Jugend- und Langzeitarbeitslosigkeit in NÖ sinkt

Prokop: Niederösterreich ist Motor der Wirtschaft

St.Pölten (NLK) - "Die Arbeitsmarktdaten für Juli zeigen, daß sich die Arbeitslosenquote bei den Jugendlichen und bei den Langzeitarbeitslosen günstig entwickeln. Gleichzeitig erweist sich Niederösterreich mit einem weiteren Plus bei der Zahl der Beschäftigten nach wie vor als Motor der Österreichischen Wirtschaft", kommentiert Landeshauptmannstellvertreterin Liese Prokop die aktuellen Zahlen zum Arbeitsmarkt.

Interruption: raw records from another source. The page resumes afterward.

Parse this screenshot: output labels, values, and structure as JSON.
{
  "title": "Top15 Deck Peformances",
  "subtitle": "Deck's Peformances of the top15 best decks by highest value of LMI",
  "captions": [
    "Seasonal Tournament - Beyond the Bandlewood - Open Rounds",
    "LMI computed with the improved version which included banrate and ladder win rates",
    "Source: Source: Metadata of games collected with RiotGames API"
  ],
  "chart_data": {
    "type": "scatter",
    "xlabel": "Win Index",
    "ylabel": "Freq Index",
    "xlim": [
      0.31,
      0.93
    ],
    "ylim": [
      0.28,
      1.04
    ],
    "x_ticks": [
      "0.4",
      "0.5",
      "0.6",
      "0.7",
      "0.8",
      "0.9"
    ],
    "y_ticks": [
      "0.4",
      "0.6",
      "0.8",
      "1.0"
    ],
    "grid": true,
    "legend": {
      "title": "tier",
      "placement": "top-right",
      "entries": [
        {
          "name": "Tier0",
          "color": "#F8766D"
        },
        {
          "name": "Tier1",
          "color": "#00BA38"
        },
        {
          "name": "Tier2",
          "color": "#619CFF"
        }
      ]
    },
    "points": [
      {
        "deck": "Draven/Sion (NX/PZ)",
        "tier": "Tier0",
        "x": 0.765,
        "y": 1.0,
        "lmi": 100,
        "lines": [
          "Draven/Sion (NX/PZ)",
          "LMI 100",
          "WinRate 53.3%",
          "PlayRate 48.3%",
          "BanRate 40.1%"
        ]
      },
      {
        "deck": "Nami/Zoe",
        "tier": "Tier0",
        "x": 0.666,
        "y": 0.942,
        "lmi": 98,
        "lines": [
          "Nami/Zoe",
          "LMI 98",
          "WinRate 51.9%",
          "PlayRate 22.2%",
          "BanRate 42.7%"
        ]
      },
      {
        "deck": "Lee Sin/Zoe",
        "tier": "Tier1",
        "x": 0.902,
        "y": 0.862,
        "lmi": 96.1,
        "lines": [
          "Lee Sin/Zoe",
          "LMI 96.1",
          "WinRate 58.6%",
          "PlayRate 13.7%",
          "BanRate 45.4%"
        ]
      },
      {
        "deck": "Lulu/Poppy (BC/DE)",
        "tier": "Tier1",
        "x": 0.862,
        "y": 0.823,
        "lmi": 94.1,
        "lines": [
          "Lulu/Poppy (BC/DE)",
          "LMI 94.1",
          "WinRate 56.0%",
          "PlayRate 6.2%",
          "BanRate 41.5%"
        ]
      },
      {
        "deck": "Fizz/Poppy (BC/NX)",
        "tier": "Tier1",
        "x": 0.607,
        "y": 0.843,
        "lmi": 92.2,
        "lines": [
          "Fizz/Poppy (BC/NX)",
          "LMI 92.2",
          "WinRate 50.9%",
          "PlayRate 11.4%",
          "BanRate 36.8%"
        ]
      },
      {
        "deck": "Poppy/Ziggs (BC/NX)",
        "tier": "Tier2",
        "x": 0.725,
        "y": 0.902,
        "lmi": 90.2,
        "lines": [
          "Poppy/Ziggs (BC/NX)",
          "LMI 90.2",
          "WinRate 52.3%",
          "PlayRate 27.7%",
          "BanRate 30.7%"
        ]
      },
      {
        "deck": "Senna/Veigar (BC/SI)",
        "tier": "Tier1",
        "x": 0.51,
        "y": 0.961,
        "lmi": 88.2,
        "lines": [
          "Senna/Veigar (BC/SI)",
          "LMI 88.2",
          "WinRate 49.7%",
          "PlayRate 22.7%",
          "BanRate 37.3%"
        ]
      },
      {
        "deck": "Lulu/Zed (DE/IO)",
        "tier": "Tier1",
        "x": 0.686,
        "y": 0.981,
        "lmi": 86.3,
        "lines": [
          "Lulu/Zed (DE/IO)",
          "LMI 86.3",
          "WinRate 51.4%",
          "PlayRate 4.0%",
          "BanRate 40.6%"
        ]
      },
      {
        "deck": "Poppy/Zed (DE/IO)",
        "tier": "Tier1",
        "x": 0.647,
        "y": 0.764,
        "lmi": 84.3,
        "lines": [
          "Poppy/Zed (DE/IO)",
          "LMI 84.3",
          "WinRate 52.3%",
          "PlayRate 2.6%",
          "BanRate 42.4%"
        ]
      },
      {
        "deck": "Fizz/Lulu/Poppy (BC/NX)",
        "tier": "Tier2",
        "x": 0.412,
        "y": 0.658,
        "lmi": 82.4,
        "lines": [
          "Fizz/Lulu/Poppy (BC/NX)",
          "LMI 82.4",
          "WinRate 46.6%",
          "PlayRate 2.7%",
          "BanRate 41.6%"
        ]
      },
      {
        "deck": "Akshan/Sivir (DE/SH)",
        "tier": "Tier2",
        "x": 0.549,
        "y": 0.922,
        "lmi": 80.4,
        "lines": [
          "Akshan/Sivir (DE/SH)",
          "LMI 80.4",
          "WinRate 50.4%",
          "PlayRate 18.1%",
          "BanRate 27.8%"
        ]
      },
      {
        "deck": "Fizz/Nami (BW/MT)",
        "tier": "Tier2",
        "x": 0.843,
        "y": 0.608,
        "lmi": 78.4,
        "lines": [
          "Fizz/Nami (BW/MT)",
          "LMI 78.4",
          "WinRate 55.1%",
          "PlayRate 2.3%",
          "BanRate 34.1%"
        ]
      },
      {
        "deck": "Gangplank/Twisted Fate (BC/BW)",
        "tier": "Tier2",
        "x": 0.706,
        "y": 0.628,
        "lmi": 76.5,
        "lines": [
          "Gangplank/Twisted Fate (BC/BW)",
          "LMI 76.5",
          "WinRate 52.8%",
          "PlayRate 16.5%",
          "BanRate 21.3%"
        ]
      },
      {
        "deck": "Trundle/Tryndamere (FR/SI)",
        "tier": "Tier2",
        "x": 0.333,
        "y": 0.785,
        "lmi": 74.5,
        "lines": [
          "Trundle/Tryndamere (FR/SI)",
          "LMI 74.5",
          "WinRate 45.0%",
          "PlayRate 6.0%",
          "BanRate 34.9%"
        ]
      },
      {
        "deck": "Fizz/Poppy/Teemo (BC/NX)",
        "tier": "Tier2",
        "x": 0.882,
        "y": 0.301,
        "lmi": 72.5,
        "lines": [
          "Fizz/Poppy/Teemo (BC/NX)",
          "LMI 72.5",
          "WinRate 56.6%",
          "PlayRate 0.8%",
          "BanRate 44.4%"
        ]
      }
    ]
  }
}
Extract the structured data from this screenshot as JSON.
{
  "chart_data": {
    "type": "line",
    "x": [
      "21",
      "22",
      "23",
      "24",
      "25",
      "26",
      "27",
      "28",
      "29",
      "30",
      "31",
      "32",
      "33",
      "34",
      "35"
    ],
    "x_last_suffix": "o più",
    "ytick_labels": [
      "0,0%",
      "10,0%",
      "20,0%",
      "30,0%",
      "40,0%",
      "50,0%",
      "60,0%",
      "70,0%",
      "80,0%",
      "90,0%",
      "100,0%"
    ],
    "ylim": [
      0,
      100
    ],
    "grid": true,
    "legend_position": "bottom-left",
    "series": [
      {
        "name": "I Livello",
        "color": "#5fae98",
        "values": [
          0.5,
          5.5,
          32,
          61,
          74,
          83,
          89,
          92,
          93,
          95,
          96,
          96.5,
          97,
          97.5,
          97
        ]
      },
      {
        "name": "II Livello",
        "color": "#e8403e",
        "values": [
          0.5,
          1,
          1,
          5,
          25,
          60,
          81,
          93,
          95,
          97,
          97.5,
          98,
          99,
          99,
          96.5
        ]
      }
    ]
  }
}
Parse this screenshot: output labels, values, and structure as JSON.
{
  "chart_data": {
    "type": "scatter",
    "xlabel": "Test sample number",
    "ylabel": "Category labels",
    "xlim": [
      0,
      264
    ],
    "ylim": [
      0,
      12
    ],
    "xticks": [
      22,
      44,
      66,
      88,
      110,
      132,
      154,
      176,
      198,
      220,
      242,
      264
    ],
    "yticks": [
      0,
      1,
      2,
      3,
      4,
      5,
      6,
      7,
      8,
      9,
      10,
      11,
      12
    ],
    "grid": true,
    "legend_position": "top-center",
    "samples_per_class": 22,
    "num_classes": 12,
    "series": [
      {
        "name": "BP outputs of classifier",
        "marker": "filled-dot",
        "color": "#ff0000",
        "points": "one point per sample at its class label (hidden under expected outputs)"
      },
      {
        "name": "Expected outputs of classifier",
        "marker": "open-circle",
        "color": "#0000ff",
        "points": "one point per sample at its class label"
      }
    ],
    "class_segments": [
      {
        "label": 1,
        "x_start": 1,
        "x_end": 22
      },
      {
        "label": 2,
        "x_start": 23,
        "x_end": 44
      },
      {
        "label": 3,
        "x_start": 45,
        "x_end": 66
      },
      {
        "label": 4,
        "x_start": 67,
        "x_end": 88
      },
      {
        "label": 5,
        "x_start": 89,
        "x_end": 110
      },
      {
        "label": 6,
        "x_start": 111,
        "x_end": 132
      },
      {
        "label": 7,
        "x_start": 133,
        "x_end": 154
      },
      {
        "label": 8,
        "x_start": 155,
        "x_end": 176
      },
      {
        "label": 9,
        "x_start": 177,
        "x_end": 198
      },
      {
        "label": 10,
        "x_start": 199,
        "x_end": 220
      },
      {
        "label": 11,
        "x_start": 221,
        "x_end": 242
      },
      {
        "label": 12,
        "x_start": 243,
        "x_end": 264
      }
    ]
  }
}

526.351 unselbständig Beschäftigte Ende Juli bedeuten eine Zunahme um 6.432 oder 1,2 Prozent. Im ersten Halbjahr verzeichnete Niederösterreich mit durchschnittlich 504.392 Beschäftigten ein Plus von 6.932 oder 1,4 Prozent und somit sowohl absolut als auch relativ den kräftigsten Zuwachs aller Bundesländer.

Die Jugendarbeitslosigkeit der unter 25jährigen ist in Niederösterreich gegenüber Juli 1997 um 12 Prozent gesunken.

Auch bei den Langzeitarbeitslosen, die länger als ein Jahr auf Jobsuche sind, konnte gegenüber 1997 ein Rückgang von 6 Prozent verzeichnet werden.

Schließlich sind heuer um 27 Prozent weniger Jugendliche auf der Suche nach einer Lehrstelle als im Vergleichsmonat des Vorjahres.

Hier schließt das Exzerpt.